Bluhm explained some of the economic development incentives offered by the city. These include the Greater Milford Business Complex Incentive Program, the Downtown Development District Incentive Program and the Citywide Job Creation and Capital Investment Program. According to Bluhm, nine businesses have utilized those incentives since January 2019, bringing over $60 million in investment into the town, creating almost 360 jobs and costing the city just $610,000 in incentives.

“So, for about 10 percent of your impact fee waivers, you have seen millions of dollars in investment,” Bluhm said. “Those are very worthwhile incentive programs, and we continue to push businesses that way.”

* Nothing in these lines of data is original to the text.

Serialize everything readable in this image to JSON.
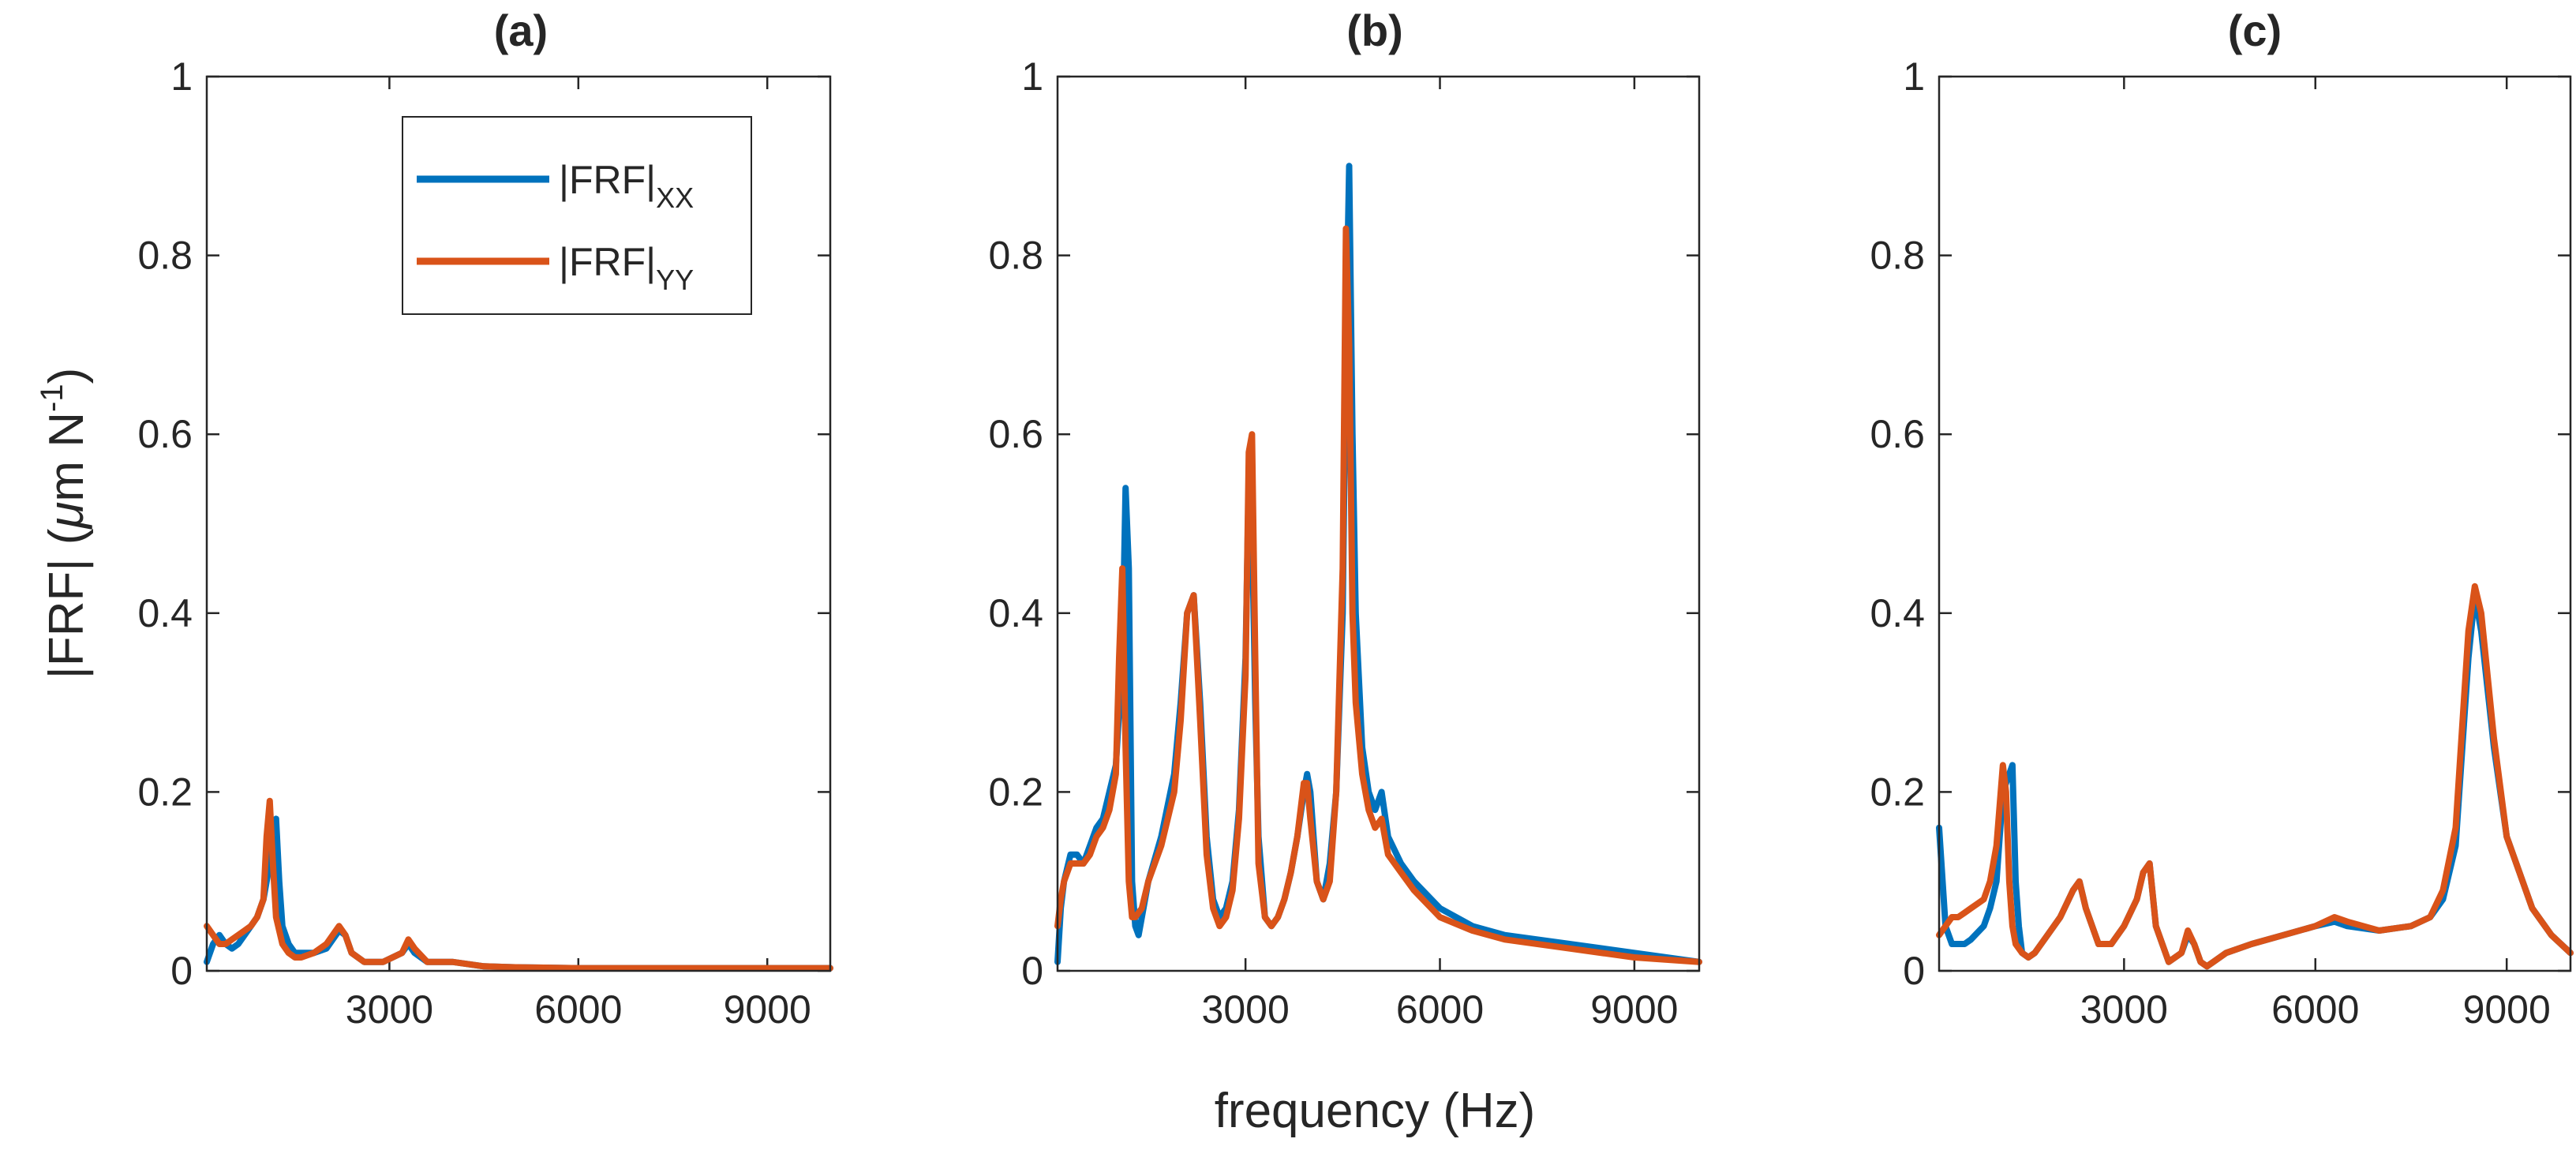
{
  "chart_data": [
    {
      "type": "line",
      "title": "(a)",
      "xlabel": "",
      "ylabel": "|FRF| (μm N⁻¹)",
      "ylabel_parts": {
        "main": "|FRF| (",
        "mu": "μ",
        "m": "m N",
        "exp": "-1",
        "close": ")"
      },
      "xlim": [
        100,
        10000
      ],
      "ylim": [
        0,
        1
      ],
      "xticks": [
        3000,
        6000,
        9000
      ],
      "xtick_labels": [
        "3000",
        "6000",
        "9000"
      ],
      "yticks": [
        0,
        0.2,
        0.4,
        0.6,
        0.8,
        1
      ],
      "ytick_labels": [
        "0",
        "0.2",
        "0.4",
        "0.6",
        "0.8",
        "1"
      ],
      "legend": {
        "position": "top-right",
        "entries": [
          {
            "base": "|FRF|",
            "sub": "XX"
          },
          {
            "base": "|FRF|",
            "sub": "YY"
          }
        ]
      },
      "series": [
        {
          "name": "|FRF|XX",
          "color": "#0072BD",
          "x": [
            100,
            200,
            300,
            400,
            500,
            600,
            700,
            800,
            900,
            1000,
            1100,
            1150,
            1200,
            1250,
            1300,
            1400,
            1500,
            1600,
            1800,
            2000,
            2200,
            2300,
            2400,
            2600,
            2900,
            3200,
            3300,
            3400,
            3600,
            4000,
            4500,
            5000,
            6000,
            7000,
            8000,
            9000,
            10000
          ],
          "y": [
            0.01,
            0.03,
            0.04,
            0.03,
            0.025,
            0.03,
            0.04,
            0.05,
            0.06,
            0.08,
            0.12,
            0.15,
            0.17,
            0.1,
            0.05,
            0.03,
            0.02,
            0.02,
            0.02,
            0.025,
            0.045,
            0.04,
            0.02,
            0.01,
            0.01,
            0.02,
            0.03,
            0.02,
            0.01,
            0.01,
            0.005,
            0.004,
            0.003,
            0.003,
            0.003,
            0.003,
            0.003
          ]
        },
        {
          "name": "|FRF|YY",
          "color": "#D95319",
          "x": [
            100,
            200,
            300,
            400,
            500,
            600,
            700,
            800,
            900,
            1000,
            1050,
            1100,
            1150,
            1200,
            1300,
            1400,
            1500,
            1600,
            1800,
            2000,
            2200,
            2300,
            2400,
            2600,
            2900,
            3200,
            3300,
            3400,
            3600,
            4000,
            4500,
            5000,
            6000,
            7000,
            8000,
            9000,
            10000
          ],
          "y": [
            0.05,
            0.04,
            0.03,
            0.03,
            0.035,
            0.04,
            0.045,
            0.05,
            0.06,
            0.08,
            0.15,
            0.19,
            0.12,
            0.06,
            0.03,
            0.02,
            0.015,
            0.015,
            0.02,
            0.03,
            0.05,
            0.04,
            0.02,
            0.01,
            0.01,
            0.02,
            0.035,
            0.025,
            0.01,
            0.01,
            0.005,
            0.004,
            0.003,
            0.003,
            0.003,
            0.003,
            0.003
          ]
        }
      ]
    },
    {
      "type": "line",
      "title": "(b)",
      "xlabel": "frequency (Hz)",
      "ylabel": "",
      "xlim": [
        100,
        10000
      ],
      "ylim": [
        0,
        1
      ],
      "xticks": [
        3000,
        6000,
        9000
      ],
      "xtick_labels": [
        "3000",
        "6000",
        "9000"
      ],
      "yticks": [
        0,
        0.2,
        0.4,
        0.6,
        0.8,
        1
      ],
      "ytick_labels": [
        "0",
        "0.2",
        "0.4",
        "0.6",
        "0.8",
        "1"
      ],
      "series": [
        {
          "name": "|FRF|XX",
          "color": "#0072BD",
          "x": [
            100,
            150,
            200,
            300,
            400,
            500,
            600,
            700,
            800,
            900,
            1000,
            1100,
            1150,
            1200,
            1250,
            1300,
            1350,
            1400,
            1500,
            1700,
            1900,
            2000,
            2100,
            2200,
            2300,
            2400,
            2500,
            2600,
            2700,
            2800,
            2900,
            3000,
            3050,
            3100,
            3150,
            3200,
            3300,
            3400,
            3500,
            3600,
            3700,
            3800,
            3900,
            3950,
            4000,
            4100,
            4200,
            4300,
            4400,
            4500,
            4550,
            4600,
            4650,
            4700,
            4800,
            4900,
            5000,
            5100,
            5200,
            5400,
            5600,
            6000,
            6500,
            7000,
            8000,
            9000,
            10000
          ],
          "y": [
            0.01,
            0.07,
            0.1,
            0.13,
            0.13,
            0.12,
            0.14,
            0.16,
            0.17,
            0.2,
            0.23,
            0.35,
            0.54,
            0.45,
            0.1,
            0.05,
            0.04,
            0.06,
            0.1,
            0.15,
            0.22,
            0.3,
            0.4,
            0.42,
            0.3,
            0.15,
            0.08,
            0.06,
            0.07,
            0.1,
            0.18,
            0.35,
            0.55,
            0.5,
            0.3,
            0.15,
            0.06,
            0.05,
            0.06,
            0.08,
            0.11,
            0.15,
            0.2,
            0.22,
            0.2,
            0.1,
            0.08,
            0.12,
            0.2,
            0.4,
            0.7,
            0.9,
            0.6,
            0.4,
            0.25,
            0.2,
            0.18,
            0.2,
            0.15,
            0.12,
            0.1,
            0.07,
            0.05,
            0.04,
            0.03,
            0.02,
            0.01
          ]
        },
        {
          "name": "|FRF|YY",
          "color": "#D95319",
          "x": [
            100,
            150,
            200,
            300,
            400,
            500,
            600,
            700,
            800,
            900,
            1000,
            1050,
            1100,
            1150,
            1200,
            1250,
            1300,
            1400,
            1500,
            1700,
            1900,
            2000,
            2100,
            2200,
            2300,
            2400,
            2500,
            2600,
            2700,
            2800,
            2900,
            3000,
            3050,
            3100,
            3150,
            3200,
            3300,
            3400,
            3500,
            3600,
            3700,
            3800,
            3900,
            3950,
            4000,
            4100,
            4200,
            4300,
            4400,
            4500,
            4550,
            4600,
            4650,
            4700,
            4800,
            4900,
            5000,
            5100,
            5200,
            5400,
            5600,
            6000,
            6500,
            7000,
            8000,
            9000,
            10000
          ],
          "y": [
            0.05,
            0.08,
            0.1,
            0.12,
            0.12,
            0.12,
            0.13,
            0.15,
            0.16,
            0.18,
            0.22,
            0.35,
            0.45,
            0.25,
            0.1,
            0.06,
            0.06,
            0.07,
            0.1,
            0.14,
            0.2,
            0.28,
            0.4,
            0.42,
            0.28,
            0.13,
            0.07,
            0.05,
            0.06,
            0.09,
            0.17,
            0.33,
            0.58,
            0.6,
            0.35,
            0.12,
            0.06,
            0.05,
            0.06,
            0.08,
            0.11,
            0.15,
            0.21,
            0.21,
            0.17,
            0.1,
            0.08,
            0.1,
            0.2,
            0.45,
            0.83,
            0.7,
            0.4,
            0.3,
            0.22,
            0.18,
            0.16,
            0.17,
            0.13,
            0.11,
            0.09,
            0.06,
            0.045,
            0.035,
            0.025,
            0.015,
            0.01
          ]
        }
      ]
    },
    {
      "type": "line",
      "title": "(c)",
      "xlabel": "",
      "ylabel": "",
      "xlim": [
        100,
        10000
      ],
      "ylim": [
        0,
        1
      ],
      "xticks": [
        3000,
        6000,
        9000
      ],
      "xtick_labels": [
        "3000",
        "6000",
        "9000"
      ],
      "yticks": [
        0,
        0.2,
        0.4,
        0.6,
        0.8,
        1
      ],
      "ytick_labels": [
        "0",
        "0.2",
        "0.4",
        "0.6",
        "0.8",
        "1"
      ],
      "series": [
        {
          "name": "|FRF|XX",
          "color": "#0072BD",
          "x": [
            100,
            200,
            300,
            400,
            500,
            600,
            800,
            900,
            1000,
            1100,
            1200,
            1250,
            1300,
            1350,
            1400,
            1500,
            1600,
            1800,
            2000,
            2200,
            2300,
            2400,
            2600,
            2800,
            3000,
            3200,
            3300,
            3400,
            3500,
            3700,
            3900,
            4000,
            4100,
            4200,
            4300,
            4400,
            4600,
            5000,
            5500,
            6000,
            6300,
            6500,
            7000,
            7500,
            7800,
            8000,
            8200,
            8400,
            8500,
            8600,
            8800,
            9000,
            9400,
            9700,
            10000
          ],
          "y": [
            0.16,
            0.05,
            0.03,
            0.03,
            0.03,
            0.035,
            0.05,
            0.07,
            0.1,
            0.2,
            0.22,
            0.23,
            0.1,
            0.05,
            0.02,
            0.015,
            0.02,
            0.04,
            0.06,
            0.09,
            0.1,
            0.07,
            0.03,
            0.03,
            0.05,
            0.08,
            0.11,
            0.12,
            0.05,
            0.01,
            0.02,
            0.04,
            0.03,
            0.01,
            0.005,
            0.01,
            0.02,
            0.03,
            0.04,
            0.05,
            0.055,
            0.05,
            0.045,
            0.05,
            0.06,
            0.08,
            0.14,
            0.35,
            0.42,
            0.38,
            0.25,
            0.15,
            0.07,
            0.04,
            0.02
          ]
        },
        {
          "name": "|FRF|YY",
          "color": "#D95319",
          "x": [
            100,
            200,
            300,
            400,
            500,
            600,
            800,
            900,
            1000,
            1100,
            1150,
            1200,
            1250,
            1300,
            1400,
            1500,
            1600,
            1800,
            2000,
            2200,
            2300,
            2400,
            2600,
            2800,
            3000,
            3200,
            3300,
            3400,
            3500,
            3700,
            3900,
            4000,
            4100,
            4200,
            4300,
            4400,
            4600,
            5000,
            5500,
            6000,
            6300,
            6500,
            7000,
            7500,
            7800,
            8000,
            8200,
            8400,
            8500,
            8600,
            8800,
            9000,
            9400,
            9700,
            10000
          ],
          "y": [
            0.04,
            0.05,
            0.06,
            0.06,
            0.065,
            0.07,
            0.08,
            0.1,
            0.14,
            0.23,
            0.2,
            0.1,
            0.05,
            0.03,
            0.02,
            0.015,
            0.02,
            0.04,
            0.06,
            0.09,
            0.1,
            0.07,
            0.03,
            0.03,
            0.05,
            0.08,
            0.11,
            0.12,
            0.05,
            0.01,
            0.02,
            0.045,
            0.03,
            0.01,
            0.005,
            0.01,
            0.02,
            0.03,
            0.04,
            0.05,
            0.06,
            0.055,
            0.045,
            0.05,
            0.06,
            0.09,
            0.16,
            0.38,
            0.43,
            0.4,
            0.26,
            0.15,
            0.07,
            0.04,
            0.02
          ]
        }
      ]
    }
  ]
}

Code enforcement efforts had also improved, according to Bluhm and reports are available on the city website along with completed Downtown Development District projects. The city also established the downtown banner program with DMI and launched the My Milford app. There is also a community calendar that allows any organization to submit events. Social media operated by the city has also grown over the past year on sites that include Facebook, Twitter and Instagram.

Councilman Dan Marabello asked Bluhm if My Sister’s Fault had plans for the land they purchased at the corner of Southwest Front and Walnut Street.

“I don’t think they have any plans at the in the immediate future. They found out there was some tanks under there and there was a cost to get them removed or to remediate,” Bluhm said. “And I think they did receive great financing from the Sussex County Economic Development Office in order to purchase the building that they’re in. So, it worked out that they can do that and they still have that land next door but I don’t think they have any immediate plans.”

Councilman Jason James asked if Bluhm worked with the shopping centers, including Riverwalk Shopping Center, The Plaza and the shopping center where Food Lion was located. Bluhm stated that she did work with them, but they often did not reach out for help. She explained that in those type of centers, there was often a need for a full build-out inside a retail location which may be difficult for smaller businesses. Councilwoman Katrina Wilson asked about the closure of Furniture and More, questioning if Bluhm could state what might go in there.

“I am not privy to say at this time,” Bluhm said.”

City Planner Rob Pierce stated that Aldi was deep in construction at the present time and that they had completely gutted the interior. Councilman Marabello stated that he spoke to one of the construction people on the site and they told him they hoped to be open by Thanksgiving.